B+E Talks With Collette English Dixon About DEI
Her advice for young women is to find their niche based on their strengths and passions.
After a long career in real estate investment management, Collette English Dixon, executive director of the Marshall Bennett Institute of Real Estate at Roosevelt University in Chicago, is now focused on developing future talent for industry through higher education.
Being directly engaged in talent development and the talent search process is energizing and rewarding at this stage in her professional journey, English Dixon says in the latest episode of a video interview series Women in Net Lease with B+E’s Camille Renshaw and Katherine Wadleigh-White.
“I feel as though I can really make a difference rather than just kind of helping move it along, and that is exciting. I can be much more direct about the issues and more directly involved in helping to find solutions,” she says.
One of those issues is diversity, or lack thereof in the real estate industry.
“Some of the things that keep me focused now were on my radar screen throughout most of my career, which is the lack of diversity in this industry and the need to continue to bring new and fresh and excited talent into the room,” she says.
She is also able to champion diversity, equity and inclusion — as well as deploy her deep experience in the industry — as a member of boards, including for Marcus & Millichap Commercial Real Estate Investment Services, where she joined the board of directors in late 2021. “It’s been an interesting experience. It is a public company and one where [the board role] is as much about my real estate experience as it is my experience around talent and diversity and concerns around inclusion so it’s been a nice combination role.”
English Dixon believes strongly in the power of mentors, having come up in the industry without one. “I wish I had had the opportunity to really have industry-based mentors when I started out. I think it would have helped me avoid a few mistakes that fortunately were not career killers,” she says. “Obviously I hung in there for 30 years, but I think I could have done a lot of things better if there had been someone that helped me navigate some of those unspoken rules, and those just quirks of this industry.”
In absence of an industry mentor, she looked closer to home for inspiration. “As a young woman of color in this industry in the Southeast, there weren’t many people who necessarily had a consideration of trying to be a mentor to me so I think if I had to pick a mentor that’s been with me through most of my career and has had the greatest impact on me it would, probably strangely enough, be my mother,” she says. “She helped me get my head wrapped around how to be a woman in the business world.”

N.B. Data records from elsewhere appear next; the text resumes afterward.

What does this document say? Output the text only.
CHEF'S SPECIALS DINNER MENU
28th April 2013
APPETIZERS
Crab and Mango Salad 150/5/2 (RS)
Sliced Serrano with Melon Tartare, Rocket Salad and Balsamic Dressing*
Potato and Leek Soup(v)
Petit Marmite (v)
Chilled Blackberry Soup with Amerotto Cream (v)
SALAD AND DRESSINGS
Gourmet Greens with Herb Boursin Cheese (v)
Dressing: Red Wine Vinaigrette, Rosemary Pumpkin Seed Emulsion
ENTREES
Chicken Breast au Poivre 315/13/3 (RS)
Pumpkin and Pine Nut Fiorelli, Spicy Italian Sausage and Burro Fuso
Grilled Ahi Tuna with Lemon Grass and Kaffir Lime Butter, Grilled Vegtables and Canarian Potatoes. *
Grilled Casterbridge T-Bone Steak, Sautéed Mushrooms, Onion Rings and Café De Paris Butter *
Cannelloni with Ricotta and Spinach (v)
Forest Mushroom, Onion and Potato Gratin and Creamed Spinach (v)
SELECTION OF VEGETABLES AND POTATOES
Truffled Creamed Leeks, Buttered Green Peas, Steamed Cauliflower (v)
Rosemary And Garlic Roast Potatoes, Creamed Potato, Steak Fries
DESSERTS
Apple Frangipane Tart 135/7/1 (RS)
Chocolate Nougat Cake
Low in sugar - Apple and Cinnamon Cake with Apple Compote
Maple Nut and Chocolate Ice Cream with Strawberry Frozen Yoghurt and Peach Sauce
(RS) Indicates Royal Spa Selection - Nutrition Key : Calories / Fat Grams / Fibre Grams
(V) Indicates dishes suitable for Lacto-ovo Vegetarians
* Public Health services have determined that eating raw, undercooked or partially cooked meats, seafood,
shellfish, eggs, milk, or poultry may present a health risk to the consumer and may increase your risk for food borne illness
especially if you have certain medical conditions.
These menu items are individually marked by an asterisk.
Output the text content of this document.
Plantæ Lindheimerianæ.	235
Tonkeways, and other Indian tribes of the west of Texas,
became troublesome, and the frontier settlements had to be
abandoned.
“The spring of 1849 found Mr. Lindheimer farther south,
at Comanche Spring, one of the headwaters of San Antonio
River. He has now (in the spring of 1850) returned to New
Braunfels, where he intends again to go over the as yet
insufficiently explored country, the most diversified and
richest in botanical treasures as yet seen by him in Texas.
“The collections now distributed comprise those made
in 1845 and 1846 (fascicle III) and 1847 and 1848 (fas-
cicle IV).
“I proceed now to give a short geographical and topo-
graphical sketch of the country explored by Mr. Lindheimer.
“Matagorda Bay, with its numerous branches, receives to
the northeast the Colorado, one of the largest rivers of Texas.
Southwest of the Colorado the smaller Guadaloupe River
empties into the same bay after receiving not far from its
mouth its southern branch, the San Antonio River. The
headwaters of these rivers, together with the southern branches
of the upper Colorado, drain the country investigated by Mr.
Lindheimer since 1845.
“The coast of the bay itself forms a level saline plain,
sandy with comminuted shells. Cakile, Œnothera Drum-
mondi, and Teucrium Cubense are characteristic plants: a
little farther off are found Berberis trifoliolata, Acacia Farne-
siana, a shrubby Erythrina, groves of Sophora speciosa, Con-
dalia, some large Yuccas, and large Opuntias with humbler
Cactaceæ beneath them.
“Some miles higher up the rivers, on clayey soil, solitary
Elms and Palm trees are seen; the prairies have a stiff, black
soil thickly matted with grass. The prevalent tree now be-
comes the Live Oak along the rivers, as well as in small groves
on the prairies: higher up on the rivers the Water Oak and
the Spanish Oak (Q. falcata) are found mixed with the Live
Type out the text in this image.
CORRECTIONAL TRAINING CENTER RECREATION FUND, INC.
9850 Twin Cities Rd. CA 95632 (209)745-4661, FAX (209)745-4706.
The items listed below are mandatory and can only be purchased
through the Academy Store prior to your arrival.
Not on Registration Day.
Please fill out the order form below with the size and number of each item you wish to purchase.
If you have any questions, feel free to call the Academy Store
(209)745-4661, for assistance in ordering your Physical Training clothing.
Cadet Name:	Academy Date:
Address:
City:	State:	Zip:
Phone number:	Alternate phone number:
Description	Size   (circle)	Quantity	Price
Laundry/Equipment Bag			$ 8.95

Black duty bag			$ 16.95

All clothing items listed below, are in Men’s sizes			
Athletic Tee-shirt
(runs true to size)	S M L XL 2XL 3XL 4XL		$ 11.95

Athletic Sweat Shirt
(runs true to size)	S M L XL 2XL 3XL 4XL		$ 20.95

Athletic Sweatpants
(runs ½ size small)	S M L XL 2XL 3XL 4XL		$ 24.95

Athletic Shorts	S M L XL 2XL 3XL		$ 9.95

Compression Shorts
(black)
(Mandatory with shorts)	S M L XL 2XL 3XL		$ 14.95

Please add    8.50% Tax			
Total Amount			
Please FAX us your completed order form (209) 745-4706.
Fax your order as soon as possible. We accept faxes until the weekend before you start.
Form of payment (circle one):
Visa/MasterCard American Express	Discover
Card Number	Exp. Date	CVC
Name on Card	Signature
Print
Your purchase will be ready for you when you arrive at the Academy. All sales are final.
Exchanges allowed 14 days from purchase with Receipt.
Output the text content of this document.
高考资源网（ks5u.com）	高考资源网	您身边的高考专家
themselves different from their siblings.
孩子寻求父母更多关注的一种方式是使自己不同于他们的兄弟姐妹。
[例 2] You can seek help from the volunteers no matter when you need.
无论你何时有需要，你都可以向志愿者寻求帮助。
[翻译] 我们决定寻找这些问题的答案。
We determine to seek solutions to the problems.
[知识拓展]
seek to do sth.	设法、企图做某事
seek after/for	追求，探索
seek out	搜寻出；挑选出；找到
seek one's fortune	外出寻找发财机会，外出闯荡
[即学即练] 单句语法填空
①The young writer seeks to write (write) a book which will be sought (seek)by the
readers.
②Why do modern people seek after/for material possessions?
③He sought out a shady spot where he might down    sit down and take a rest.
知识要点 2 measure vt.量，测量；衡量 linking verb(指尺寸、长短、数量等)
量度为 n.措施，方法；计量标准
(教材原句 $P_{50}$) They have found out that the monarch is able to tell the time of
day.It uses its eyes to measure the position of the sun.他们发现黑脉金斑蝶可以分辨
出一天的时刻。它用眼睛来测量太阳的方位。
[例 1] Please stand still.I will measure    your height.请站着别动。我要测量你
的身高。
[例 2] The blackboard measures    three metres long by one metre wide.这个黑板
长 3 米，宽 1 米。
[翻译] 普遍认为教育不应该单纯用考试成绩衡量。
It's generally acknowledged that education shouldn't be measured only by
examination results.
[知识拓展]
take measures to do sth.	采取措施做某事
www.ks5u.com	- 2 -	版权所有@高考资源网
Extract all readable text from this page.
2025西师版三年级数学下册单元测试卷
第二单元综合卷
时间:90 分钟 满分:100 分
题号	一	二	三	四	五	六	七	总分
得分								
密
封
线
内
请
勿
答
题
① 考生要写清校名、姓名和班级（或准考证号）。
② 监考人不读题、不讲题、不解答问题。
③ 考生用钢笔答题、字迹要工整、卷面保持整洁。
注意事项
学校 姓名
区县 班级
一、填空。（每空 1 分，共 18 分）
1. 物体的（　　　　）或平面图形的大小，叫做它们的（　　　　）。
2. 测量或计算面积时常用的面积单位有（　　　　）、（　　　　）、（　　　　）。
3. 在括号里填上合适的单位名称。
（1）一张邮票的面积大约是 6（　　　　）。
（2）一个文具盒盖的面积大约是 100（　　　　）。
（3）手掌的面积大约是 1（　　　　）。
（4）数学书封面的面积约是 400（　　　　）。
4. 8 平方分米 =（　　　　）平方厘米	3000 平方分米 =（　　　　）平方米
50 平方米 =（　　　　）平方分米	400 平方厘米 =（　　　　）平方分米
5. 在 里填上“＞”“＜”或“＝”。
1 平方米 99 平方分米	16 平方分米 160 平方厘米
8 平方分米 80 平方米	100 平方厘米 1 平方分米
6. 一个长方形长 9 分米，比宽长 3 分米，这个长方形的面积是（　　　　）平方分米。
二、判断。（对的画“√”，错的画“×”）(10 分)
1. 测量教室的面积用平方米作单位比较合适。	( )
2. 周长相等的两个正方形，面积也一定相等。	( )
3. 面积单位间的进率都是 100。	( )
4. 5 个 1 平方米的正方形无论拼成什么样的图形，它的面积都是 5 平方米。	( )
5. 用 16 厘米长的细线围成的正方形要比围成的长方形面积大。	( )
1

Her advice for young women looking to get into commercial real estate is to find their niche based on their individual strengths and passions. “It’s important to figure out where your skill sets and strengths can position you well. Not everybody’s meant to be a broker or an asset manager or a property manager or whatever,” she says. “See your skill sets for what they are, the ones that you know give you energy, the ones that you really thrive on, and find a space in the industry that plays to that where you can use those skill sets and those strengths to position you to be successful. Buy in what feels good and step into it.”